Moving the Church (Slowly) into the 21st Century

We talk a lot these days about the sad state of the church, how membership is dwindling due to a myriad of factors. We put the blame on our stressed-out culture, our over-worked and over-scheduled lifestyles. We point our fingers at the secularization of our society, in which kids now go to soccer practice on Sunday morning.  And we look with bewilderment (and annoyance) at that very large number of people who claim to be “spiritual but not religious.”

Oh, we’ve tried to change. Back in the 90’s we ran to all the Church Growth seminars and learned how to create ‘seeker’ services. We formed worship bands, creating worship wars between ‘traditional’ and ‘contemporary’ services. Changing Church gurus promised that if we carefully followed their model, our congregations would become megachurches. One program was actually called “Blueprints for Congregational Growth.” But I can attest that, despite following instructions to the letter, my last congregation did not become a megachurch – thank God!  It’s still a small church in a rust belt city doing great things with creativity and imagination.

So I get that many of us are reluctant to jump onto the bandwagon of yet another ‘new paradigm.’ I chuckle when I remember my older colleagues grumbling about the church growth movement. I couldn’t understand why they weren’t excited about these new developments, why they wouldn’t get with the program. Now that I’m the older colleague, I get it. It’s hard to be a pastor, trained in one way to be a leader in the church, then asked to do it all in a very different way. So, former colleagues, if you happen to be reading this – my apologies to you for my youthful arrogance.

However, that doesn’t mean that I won’t do my best to face the challenges of being the church of the 21st century. I believe that I’ve done that, in my commitment to progressive Christianity, inclusive language for humanity and expansive language for God, and my willingness to take a stand for issues of justice.

And now we’ve decided to move beyond finger-pointing and rhetoric about the growth of the ‘None’ demographic, the ‘Spiritual But Not Religious,’ identifiers, and the ‘Church Alumni Society’ (described by Bishop John Shelby Spong). At First United, we’re about to embark upon a new adventure of reaching out to all these folks. But let me very clear: we aren’t doing it in order to drag them into our church, give them envelopes, put them on committees, and expect them to become like us. The goal is not church growth, at least not in the older sense of that phrase.

It is about the growth of the realm of God, but that kind of language will take some ‘splaining before we start throwing it around out there.  For starters, it’s all about listening , really listening, to the hurts and hopes of people, wherever they are on their spiritual journey – from the never-churched to the victims of abuse by the church.

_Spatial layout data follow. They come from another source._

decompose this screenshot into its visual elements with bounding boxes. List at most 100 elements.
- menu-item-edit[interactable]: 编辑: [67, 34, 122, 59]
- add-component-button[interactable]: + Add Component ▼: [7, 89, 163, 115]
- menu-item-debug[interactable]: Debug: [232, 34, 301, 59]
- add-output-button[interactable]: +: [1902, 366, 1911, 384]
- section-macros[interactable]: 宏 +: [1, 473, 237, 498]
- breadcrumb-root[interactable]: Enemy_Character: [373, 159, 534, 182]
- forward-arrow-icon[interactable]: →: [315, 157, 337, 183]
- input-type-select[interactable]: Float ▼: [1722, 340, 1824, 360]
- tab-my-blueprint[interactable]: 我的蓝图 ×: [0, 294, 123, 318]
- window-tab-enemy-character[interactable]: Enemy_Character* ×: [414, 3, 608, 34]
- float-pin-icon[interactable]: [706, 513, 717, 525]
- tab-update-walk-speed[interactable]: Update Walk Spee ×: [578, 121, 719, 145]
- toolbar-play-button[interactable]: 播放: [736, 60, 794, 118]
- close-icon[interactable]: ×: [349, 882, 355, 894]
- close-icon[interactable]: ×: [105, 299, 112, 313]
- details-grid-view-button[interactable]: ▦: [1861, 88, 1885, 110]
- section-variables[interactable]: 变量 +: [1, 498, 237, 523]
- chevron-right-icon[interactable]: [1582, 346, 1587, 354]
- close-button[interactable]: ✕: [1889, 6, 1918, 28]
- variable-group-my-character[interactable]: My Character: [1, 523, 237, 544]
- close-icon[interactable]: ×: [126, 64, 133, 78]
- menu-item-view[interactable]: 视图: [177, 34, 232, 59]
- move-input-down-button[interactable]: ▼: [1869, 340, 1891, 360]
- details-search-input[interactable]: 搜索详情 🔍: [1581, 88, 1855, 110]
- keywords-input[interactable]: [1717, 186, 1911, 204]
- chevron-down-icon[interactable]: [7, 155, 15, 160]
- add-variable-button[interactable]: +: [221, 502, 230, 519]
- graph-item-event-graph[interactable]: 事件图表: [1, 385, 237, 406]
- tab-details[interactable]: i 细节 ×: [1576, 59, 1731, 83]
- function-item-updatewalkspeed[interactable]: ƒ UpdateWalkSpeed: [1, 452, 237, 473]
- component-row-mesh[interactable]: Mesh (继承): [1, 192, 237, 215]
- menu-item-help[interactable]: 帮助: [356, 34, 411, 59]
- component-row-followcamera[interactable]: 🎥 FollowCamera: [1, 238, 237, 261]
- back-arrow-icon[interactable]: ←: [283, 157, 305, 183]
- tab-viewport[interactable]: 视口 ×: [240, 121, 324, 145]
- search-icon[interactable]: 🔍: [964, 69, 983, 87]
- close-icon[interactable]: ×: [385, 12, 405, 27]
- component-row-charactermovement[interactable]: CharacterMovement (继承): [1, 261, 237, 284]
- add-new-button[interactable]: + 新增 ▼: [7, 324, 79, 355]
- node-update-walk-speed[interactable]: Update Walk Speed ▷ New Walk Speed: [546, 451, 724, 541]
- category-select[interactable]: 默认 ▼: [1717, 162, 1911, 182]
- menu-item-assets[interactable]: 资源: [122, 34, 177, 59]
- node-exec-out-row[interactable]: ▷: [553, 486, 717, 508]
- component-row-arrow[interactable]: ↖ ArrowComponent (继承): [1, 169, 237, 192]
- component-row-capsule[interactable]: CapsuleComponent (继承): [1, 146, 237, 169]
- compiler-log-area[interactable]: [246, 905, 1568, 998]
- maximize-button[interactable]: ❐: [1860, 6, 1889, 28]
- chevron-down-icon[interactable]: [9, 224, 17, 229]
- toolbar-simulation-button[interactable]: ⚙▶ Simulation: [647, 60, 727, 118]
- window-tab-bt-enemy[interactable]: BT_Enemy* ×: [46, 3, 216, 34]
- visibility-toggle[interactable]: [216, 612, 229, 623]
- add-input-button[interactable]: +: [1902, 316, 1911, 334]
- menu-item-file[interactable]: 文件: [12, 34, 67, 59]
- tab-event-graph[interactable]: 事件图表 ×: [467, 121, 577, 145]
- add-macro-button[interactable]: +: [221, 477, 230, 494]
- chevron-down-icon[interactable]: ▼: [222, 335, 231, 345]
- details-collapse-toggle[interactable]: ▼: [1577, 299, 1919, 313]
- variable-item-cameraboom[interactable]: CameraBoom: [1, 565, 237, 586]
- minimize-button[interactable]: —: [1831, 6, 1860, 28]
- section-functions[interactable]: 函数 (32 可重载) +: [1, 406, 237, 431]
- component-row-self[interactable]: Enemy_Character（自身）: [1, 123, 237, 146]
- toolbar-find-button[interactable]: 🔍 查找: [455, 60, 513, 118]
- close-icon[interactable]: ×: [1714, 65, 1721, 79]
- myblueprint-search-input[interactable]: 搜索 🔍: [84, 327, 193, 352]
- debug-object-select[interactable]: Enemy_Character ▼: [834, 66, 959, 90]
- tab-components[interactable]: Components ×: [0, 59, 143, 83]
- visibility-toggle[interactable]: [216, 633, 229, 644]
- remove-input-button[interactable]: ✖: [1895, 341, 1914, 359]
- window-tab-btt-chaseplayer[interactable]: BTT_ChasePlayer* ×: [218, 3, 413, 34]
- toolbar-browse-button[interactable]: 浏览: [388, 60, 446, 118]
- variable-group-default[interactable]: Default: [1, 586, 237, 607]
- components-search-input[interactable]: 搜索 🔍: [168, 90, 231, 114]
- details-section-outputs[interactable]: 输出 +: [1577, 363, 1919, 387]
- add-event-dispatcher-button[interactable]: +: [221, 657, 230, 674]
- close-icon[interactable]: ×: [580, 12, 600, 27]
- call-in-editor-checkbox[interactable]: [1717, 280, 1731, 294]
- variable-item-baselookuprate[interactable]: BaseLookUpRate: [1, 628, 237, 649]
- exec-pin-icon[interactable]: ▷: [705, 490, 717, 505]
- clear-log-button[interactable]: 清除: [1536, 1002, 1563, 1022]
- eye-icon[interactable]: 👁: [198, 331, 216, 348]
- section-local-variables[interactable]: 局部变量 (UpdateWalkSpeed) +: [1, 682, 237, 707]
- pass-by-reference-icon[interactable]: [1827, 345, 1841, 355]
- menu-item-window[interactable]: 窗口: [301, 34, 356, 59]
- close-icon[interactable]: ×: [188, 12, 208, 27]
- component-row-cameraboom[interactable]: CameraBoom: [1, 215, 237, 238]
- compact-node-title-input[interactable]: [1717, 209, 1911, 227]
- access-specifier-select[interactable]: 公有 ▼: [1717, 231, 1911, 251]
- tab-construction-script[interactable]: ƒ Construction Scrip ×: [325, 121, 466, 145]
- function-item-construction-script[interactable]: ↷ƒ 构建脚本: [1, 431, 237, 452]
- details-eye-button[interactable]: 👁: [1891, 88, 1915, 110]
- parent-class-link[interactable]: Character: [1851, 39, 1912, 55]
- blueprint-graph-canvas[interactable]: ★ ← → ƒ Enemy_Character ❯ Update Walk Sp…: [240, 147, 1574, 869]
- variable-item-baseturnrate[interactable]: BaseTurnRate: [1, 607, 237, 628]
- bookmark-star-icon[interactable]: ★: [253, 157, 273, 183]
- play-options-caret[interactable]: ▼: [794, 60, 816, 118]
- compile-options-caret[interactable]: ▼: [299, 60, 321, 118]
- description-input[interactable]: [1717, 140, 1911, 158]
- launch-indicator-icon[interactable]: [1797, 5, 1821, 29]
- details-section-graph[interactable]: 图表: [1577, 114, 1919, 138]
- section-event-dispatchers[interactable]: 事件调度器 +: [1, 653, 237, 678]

The challenging part for those of us who love programs and plans, goals and measurable outcomes is that there’s no way to know what will emerge from this endeavor. My hope is that there will be some who will be attracted to the kind of community First United offers. My bigger hope is that a new community will come forth, organized from within by people who have found a safe pace to explore issues of faith and meaning. My biggest hope is that the two communities will find ways to share their experiences and their wisdom – together bringing to birth the church of the 21st century.

So stay tuned to this space. I hope that we’ll have an official launch date soon. But, in effect, we’ve already begun.

And this old-ish pastor is excited!


  1. When I wrote The Purpose Driven Church, I predicted that church health – not church growth – would be the primary concern of the 21st Century church. I believe that prediction is proving itself true.


  2. Yes, the church is participating in the neo-pagan, earth-worshiping, sustainable development touted by the United Nations, and both major American political parties. Additionally, the rules that the church must adhere to in administering governmental programs were recently laid out by President Clinton.